28 April, 2018

That's So German!

Image source: pixabay

I've now lived in Germany for four and a half years, and in that time I've learned the ins and outs of German culture pretty much as well as any expat or immigrant could. As I mentioned in a previous post, many of the things about life in Germany that used to stand out to me as new and different, such as sorting trash and recycling, gruff customer service, and the weird window and door handles, have faded into the background and have become my new normal.

But despite the fact that many of the things I used to find strange about Germany have become commonplace to me over the course of the past few years, there are still some things that are so particular to this country that when I see then I still can't help but think (or say) "that's so German." Just a few of those things are:

Sunny Weather = Ice Cream!

The weather here in Hamburg has finally started to warm up, and we have even been blessed with multiple sunny days over the past few weeks. As soon as the sun comes out, that means one thing to Germans: It's ice cream time! Walk around on any sunny day in Germany and you are bound to see throngs of people walking down the street eating ice cream cones, even in weather that I would not consider ice cream weather. Since it's cloudy, rainy and cold here for so much of the year, especially here in northern Germany, any amount of sun is cherished and taken advantage of, and what better way to celebrate the sun than to eat a nice tasty treat.

Page Protectors

These exist in America, too, but the frequency with which they are used and the ubiquity of their presence in many aspects of everyday life is, at least to me, particularly German. While Americans tend to reserve their use for making things stored in binders look nice and organized, Germans are likely to use them any time paper needs to be stored, carried or transported. It's common to see people at the train station with their printed train tickets in one of those handy plastic sleeves, or for people to bring their papers for an appointment with one of Germany's many public offices dutifully protected from the hazards of daily life (or the dangers of the average person's tote bag). My boss even gives me my pay stub each month—a single piece of paper—in a page protector.


I'm using the German word here because I honestly have no idea what the English word is (or if there even is one). A Parkscheibe (plural Parkscheiben), which literally translates to "parking disk," is a small, flat object with a turnable disk built in that you can use to indicate the time at which you arrived in your parking spot.

Source: giffits.de

You move the wheel to the correct position (for example, the person using the Parkscheibe above arrived at 10:30), leave the Parkscheibe on your car's dashboard, and away you go. That way if you overstay your welcome, i.e. if you park in a 20-minute space for three hours and someone comes around to check, they will be able to tell that you are breaking the rules.

This sort of thing probably only works in a place like Germany where 1) people like order and rules and 2) there is a high level of trust that people will be honest when it comes to these rules.

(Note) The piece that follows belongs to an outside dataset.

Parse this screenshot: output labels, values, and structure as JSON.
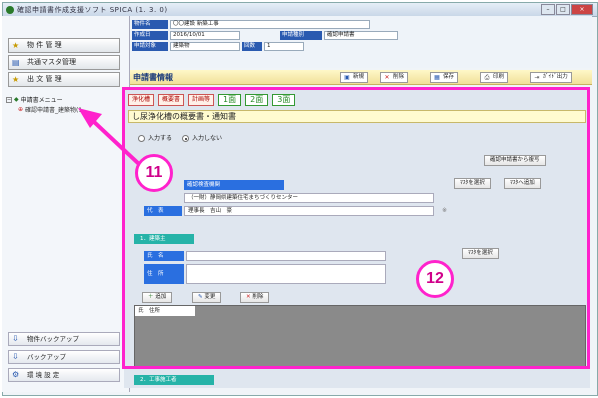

This approach is based on the same trust in rule-following that leads German subway stations not to have turnstiles: the assumption is that everyone will follow the rules so you don't have to go to extreme lengths to prevent people from breaking them.

Greetings in the Doctor's Office Waiting Room

Germans are typically not ones to randomly say hello to, or even make eye contact with, total strangers in everyday life. Especially in cities, you are unlikely to even be acknowledged let alone greeted by someone walking past you as you stroll down the street. There is one area of life, however, where this convention is inexplicably turned on it's head: the doctor's office waiting room.

Nearly everyone who enters a doctor's office waiting room to find it occupied will utter a more-or-less lackluster but obligatory "Hallo," "Morgen" (if it happens to be morning), or "Guten Tag" as they enter, and, if they come back to the waiting room after their appointment to get their coat (see next point), an equally obligatory "Tschüss" as they leave. Ninety-nine percent of the time no other conversation takes place, leading to a stony silence punctuated by the occasional salutation.

Coat Racks, Everywhere

As I hinted at in the previous point, every German doctor's office has a coat rack in the waiting room, and people make good use of them. I've also seen coats racks at fancy department stores and even a government office or two. This phenomenon goes hand-in-hand with a related trend of having lockers to put your stuff in at places like libraries, although those lockers are more of a pain than a blessing when they suddenly become compulsory (but that's another story).

Ever since I've noticed these ubiquitous coat racks I've struggled to remember if such a thing even exists in the US. I for one have never noticed coat racks strategically placed in offices and places of business, and even if they were there I never would have used them. Americans, myself included, are far too worried that their precious things will get stolen to trust the safety and security of their outerwear to the mercy of total strangers. Add to that the fact that I would be liable to accidentally leave anything I placed on a coat rack behind and you get where I am today: I've used one of those coat racks a grand total of once, and otherwise I simply carry or wear my coat out of the room with me.

While I'm sure I could think of at least a few more things to add to this list, I will stop now to avoid boring you all with what I still find to be fascinating cultural quirks. One of the thrilling but often exasperating aspects of living in an adoptive country is that these differences I notice will probably never completely fade from my awareness; but that's a good thing because that means I will always have new material to write about for the entertainment of my readers. Thanks for sticking around despite my inconsistent writing schedule, and let me know if there are particular aspects of German life and culture that you would like me to tackle next.